Por meio desses elementos, Mundruczó figura a tensa chegada em massa de refugiados sírios nas bordas da Europa no ano passado e o tratamento de intolerância aplicado pelo governo húngaro. Ao mesmo tempo, o filme expande a dimensão factual com uma parábola sobre a santidade e o milagre, expandindo o dado real com algo que vai além e se volta contra ele.

Na vertente realista, “Lua de Júpiter” provoca impacto com a imersão em campos de refugiados, imagens duras que aproximam a Europa atual de um tempo que se supunha ultrapassado. A sensação onipresente de degradação e medo também confirma a desenvoltura de Mundruczó de fundir familiaridade e estranhamento, de transformar o mundo em espaço mental opressivo, com resultados próximos aos dos primeiros Lars von Trier.

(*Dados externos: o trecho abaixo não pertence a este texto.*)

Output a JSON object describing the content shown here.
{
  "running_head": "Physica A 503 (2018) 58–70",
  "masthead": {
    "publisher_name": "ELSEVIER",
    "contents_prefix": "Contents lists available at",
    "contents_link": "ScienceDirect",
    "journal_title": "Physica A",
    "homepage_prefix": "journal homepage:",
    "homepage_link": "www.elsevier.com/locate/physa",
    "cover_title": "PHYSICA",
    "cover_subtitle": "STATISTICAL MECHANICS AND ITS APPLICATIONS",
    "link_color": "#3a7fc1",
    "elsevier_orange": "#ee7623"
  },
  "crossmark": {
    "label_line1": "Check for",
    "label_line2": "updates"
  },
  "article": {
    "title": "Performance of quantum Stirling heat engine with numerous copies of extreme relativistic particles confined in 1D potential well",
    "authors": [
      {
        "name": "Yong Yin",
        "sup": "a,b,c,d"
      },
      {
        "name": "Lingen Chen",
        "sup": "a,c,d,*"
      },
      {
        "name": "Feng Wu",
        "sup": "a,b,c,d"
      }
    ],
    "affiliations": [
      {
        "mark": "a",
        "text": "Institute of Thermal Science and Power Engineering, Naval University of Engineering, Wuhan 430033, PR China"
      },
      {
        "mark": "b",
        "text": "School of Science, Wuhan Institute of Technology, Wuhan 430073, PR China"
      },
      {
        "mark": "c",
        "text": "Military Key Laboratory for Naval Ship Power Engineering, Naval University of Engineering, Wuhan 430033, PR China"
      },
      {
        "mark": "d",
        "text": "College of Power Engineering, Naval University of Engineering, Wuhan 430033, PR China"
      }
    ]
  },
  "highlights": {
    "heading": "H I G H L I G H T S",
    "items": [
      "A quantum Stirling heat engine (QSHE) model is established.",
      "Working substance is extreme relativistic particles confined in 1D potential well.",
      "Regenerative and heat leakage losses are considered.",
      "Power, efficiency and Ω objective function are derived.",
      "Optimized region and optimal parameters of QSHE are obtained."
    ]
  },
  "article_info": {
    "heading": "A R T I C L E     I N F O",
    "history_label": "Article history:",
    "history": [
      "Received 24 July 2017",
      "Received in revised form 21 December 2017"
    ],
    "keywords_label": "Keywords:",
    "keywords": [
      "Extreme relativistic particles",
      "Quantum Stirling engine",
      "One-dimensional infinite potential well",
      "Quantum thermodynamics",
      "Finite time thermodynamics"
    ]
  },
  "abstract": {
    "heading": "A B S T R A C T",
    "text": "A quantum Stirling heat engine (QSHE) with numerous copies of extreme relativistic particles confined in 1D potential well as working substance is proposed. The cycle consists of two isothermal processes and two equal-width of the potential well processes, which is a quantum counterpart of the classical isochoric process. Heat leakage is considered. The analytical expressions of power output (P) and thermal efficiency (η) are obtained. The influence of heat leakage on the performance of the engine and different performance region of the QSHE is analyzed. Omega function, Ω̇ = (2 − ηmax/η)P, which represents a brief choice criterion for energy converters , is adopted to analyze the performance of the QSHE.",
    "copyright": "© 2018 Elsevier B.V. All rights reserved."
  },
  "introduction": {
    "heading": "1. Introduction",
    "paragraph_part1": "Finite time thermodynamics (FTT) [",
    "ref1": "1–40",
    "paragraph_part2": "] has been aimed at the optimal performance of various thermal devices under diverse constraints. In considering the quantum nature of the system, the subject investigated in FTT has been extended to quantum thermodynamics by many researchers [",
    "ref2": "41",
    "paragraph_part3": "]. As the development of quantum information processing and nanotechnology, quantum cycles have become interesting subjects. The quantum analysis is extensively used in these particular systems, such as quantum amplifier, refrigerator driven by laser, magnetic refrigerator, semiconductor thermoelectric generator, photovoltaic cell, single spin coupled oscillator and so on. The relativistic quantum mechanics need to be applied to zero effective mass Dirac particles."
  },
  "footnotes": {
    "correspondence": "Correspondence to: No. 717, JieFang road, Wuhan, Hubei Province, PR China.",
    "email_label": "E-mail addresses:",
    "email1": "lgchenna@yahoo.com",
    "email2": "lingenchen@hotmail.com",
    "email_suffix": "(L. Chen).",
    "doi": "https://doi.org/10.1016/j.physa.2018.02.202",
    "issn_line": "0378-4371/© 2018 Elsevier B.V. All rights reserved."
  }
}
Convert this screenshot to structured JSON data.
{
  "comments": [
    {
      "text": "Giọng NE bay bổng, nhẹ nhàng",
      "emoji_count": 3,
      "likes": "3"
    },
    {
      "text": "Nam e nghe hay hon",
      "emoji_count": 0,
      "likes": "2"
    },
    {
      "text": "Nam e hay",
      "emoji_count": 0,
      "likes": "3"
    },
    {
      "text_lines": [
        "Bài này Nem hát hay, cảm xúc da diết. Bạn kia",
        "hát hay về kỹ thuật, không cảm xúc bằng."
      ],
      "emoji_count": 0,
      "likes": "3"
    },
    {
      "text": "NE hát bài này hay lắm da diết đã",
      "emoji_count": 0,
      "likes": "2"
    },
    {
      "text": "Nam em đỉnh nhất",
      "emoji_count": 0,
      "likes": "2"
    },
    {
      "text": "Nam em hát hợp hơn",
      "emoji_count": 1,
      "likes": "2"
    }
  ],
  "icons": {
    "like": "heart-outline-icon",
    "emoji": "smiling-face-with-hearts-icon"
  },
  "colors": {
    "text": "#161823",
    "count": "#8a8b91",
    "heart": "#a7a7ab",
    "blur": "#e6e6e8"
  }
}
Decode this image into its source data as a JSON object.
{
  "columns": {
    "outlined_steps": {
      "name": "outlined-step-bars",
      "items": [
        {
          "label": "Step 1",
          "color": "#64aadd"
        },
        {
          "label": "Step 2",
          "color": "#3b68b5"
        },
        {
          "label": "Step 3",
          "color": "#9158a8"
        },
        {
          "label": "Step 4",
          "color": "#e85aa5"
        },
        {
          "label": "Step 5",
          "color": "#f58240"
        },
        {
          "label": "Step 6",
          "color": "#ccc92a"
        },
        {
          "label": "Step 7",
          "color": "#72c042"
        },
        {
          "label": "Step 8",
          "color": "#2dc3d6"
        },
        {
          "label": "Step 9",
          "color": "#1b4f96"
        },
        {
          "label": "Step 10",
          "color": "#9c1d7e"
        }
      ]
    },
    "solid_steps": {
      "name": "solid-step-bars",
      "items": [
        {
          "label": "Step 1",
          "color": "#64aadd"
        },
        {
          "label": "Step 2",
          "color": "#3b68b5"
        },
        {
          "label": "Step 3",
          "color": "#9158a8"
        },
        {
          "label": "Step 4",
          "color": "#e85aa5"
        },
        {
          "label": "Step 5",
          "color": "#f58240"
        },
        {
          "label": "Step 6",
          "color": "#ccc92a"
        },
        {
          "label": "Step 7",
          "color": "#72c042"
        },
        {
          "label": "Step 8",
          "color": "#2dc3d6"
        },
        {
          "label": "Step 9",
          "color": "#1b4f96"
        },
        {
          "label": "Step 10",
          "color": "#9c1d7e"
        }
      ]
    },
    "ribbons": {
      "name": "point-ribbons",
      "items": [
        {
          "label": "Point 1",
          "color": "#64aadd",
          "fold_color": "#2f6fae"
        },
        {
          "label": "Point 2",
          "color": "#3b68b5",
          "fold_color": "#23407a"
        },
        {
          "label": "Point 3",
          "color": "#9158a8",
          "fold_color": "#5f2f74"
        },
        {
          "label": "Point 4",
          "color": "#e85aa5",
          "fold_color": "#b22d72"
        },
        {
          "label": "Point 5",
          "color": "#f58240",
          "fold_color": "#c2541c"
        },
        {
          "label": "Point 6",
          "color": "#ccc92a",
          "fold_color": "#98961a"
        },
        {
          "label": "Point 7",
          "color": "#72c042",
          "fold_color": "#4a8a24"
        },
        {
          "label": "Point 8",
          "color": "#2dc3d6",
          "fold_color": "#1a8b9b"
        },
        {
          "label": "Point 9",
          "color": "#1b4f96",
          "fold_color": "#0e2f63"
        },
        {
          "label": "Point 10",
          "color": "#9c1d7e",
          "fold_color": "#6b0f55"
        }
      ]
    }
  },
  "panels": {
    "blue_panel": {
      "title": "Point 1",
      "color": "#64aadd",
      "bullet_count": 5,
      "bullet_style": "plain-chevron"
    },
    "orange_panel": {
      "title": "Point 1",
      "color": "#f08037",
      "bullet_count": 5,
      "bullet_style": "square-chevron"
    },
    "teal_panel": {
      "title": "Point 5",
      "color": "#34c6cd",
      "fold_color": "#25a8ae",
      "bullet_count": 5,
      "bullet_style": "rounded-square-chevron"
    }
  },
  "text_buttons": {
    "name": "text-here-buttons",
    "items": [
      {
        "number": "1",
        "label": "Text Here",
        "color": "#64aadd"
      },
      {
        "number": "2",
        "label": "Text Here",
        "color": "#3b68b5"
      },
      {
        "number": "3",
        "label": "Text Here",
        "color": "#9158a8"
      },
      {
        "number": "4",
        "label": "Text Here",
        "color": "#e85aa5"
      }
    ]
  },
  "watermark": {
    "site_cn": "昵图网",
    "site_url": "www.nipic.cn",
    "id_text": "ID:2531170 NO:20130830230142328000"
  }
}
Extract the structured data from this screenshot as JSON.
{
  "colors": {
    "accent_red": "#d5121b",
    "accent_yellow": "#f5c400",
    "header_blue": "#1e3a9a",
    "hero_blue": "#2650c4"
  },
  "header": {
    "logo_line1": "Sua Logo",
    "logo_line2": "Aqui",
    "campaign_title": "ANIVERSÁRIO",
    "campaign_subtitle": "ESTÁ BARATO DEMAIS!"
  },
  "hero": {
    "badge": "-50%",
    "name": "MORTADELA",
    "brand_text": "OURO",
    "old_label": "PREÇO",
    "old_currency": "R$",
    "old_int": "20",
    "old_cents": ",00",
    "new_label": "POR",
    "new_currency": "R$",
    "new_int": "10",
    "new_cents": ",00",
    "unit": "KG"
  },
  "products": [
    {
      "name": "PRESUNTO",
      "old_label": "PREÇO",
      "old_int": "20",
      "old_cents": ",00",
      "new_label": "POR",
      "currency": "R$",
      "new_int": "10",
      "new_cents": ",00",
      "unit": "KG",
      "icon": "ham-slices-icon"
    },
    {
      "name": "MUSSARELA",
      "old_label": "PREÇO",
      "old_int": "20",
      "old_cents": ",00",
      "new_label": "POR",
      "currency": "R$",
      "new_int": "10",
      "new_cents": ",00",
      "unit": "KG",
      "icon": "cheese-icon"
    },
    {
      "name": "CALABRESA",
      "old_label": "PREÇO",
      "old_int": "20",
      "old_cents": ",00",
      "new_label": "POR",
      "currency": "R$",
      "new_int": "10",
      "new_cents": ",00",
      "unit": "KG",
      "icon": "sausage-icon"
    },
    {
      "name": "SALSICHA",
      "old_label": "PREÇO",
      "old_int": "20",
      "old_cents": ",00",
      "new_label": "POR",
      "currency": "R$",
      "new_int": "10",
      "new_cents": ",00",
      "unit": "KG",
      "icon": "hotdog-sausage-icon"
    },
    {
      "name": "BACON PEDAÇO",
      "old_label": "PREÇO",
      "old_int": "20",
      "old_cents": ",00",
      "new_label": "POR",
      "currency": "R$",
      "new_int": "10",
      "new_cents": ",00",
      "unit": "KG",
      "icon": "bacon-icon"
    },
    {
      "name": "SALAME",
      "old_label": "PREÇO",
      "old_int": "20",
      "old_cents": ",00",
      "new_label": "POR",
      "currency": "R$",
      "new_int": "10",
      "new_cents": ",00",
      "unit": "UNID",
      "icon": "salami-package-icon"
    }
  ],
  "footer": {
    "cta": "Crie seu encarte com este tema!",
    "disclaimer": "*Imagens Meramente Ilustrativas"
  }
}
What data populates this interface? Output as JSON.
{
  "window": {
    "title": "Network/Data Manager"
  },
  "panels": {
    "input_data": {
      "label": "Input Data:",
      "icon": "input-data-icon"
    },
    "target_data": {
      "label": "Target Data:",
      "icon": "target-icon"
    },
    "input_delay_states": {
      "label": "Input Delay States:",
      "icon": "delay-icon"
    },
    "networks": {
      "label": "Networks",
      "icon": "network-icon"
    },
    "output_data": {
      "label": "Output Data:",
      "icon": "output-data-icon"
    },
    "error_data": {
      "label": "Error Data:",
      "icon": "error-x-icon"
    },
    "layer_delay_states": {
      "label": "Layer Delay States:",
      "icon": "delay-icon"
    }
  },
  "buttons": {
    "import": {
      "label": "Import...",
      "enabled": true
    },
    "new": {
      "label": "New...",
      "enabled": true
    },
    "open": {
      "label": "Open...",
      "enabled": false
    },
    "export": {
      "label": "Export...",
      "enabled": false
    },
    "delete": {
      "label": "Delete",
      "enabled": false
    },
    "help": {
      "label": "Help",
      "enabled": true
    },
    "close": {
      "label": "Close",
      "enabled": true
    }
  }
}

Já no lado fantástico, o filme recai na tendência atual de acumular efeitos, com imagens virtuosísticas que saturam os sentidos, mas terminam no vácuo, e uma narrativa em que as explosões terminam em apagões.

Assim, toda a possibilidade alegórica ou crítica se esvai à medida que o diretor húngaro fica tão fascinado com a tecnologia que deixa de se perguntar a que ela serve.